The open season also is the annual opportunity to join or change options in a separate program, the Federal Dental and Vision Insurance Program. That program offers federal employees and retirees the choice of a smaller number of vision and/or dental coverage plans with no government subsidy. Rates are increasing 1.9 percent on average for dental plans and 6.3 percent on average for vision plans.
In both the FEHBP and FEDVIP programs, coverage continues year to year, subject to the new premium rates and benefits, unless the enrollee makes a change.
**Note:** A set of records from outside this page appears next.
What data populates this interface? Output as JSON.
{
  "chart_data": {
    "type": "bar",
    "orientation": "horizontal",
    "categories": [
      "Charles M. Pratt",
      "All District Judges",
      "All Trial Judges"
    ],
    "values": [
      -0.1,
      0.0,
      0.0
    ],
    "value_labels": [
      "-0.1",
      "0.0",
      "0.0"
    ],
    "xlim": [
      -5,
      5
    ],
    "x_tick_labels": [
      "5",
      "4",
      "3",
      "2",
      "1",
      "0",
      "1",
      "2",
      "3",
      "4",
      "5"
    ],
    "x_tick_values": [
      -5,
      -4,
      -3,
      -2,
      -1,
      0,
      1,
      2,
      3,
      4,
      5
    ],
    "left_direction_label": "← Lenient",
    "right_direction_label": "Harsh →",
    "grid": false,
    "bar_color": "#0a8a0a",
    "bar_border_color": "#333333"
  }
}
However, a new election is required each open season in the separate flexible spending account program, which allows active employees, although not retirees, to set aside money pre-tax to pay for certain health care and dependent care expenses. The 2017 maximums will remain $2,550 and $5,000, respectively, OPM said.
The announcement comes just ahead of the close of election periods for the two other government-sponsored insurance programs for federal employees and retirees.
In the Federal Employees’ Group Life Insurance program, active employees can newly enroll or increase existing coverage during an open season ending Friday. Open seasons in that program are rare and such changes otherwise can be made only after experiencing certain life events or on passing a medical exam.
Also, an “enrollee decision period” ends Friday in the Federal Long-Term Care Insurance Program. That offers enrollees facing premium increases in November averaging 83 percent to restructure their benefits — for example, reducing inflation protection — to soften or eliminate the increase. Most of those affected also can invoke a paid-up provision allowing them to stop paying premiums while remaining eligible for a benefit, although a much-reduced one.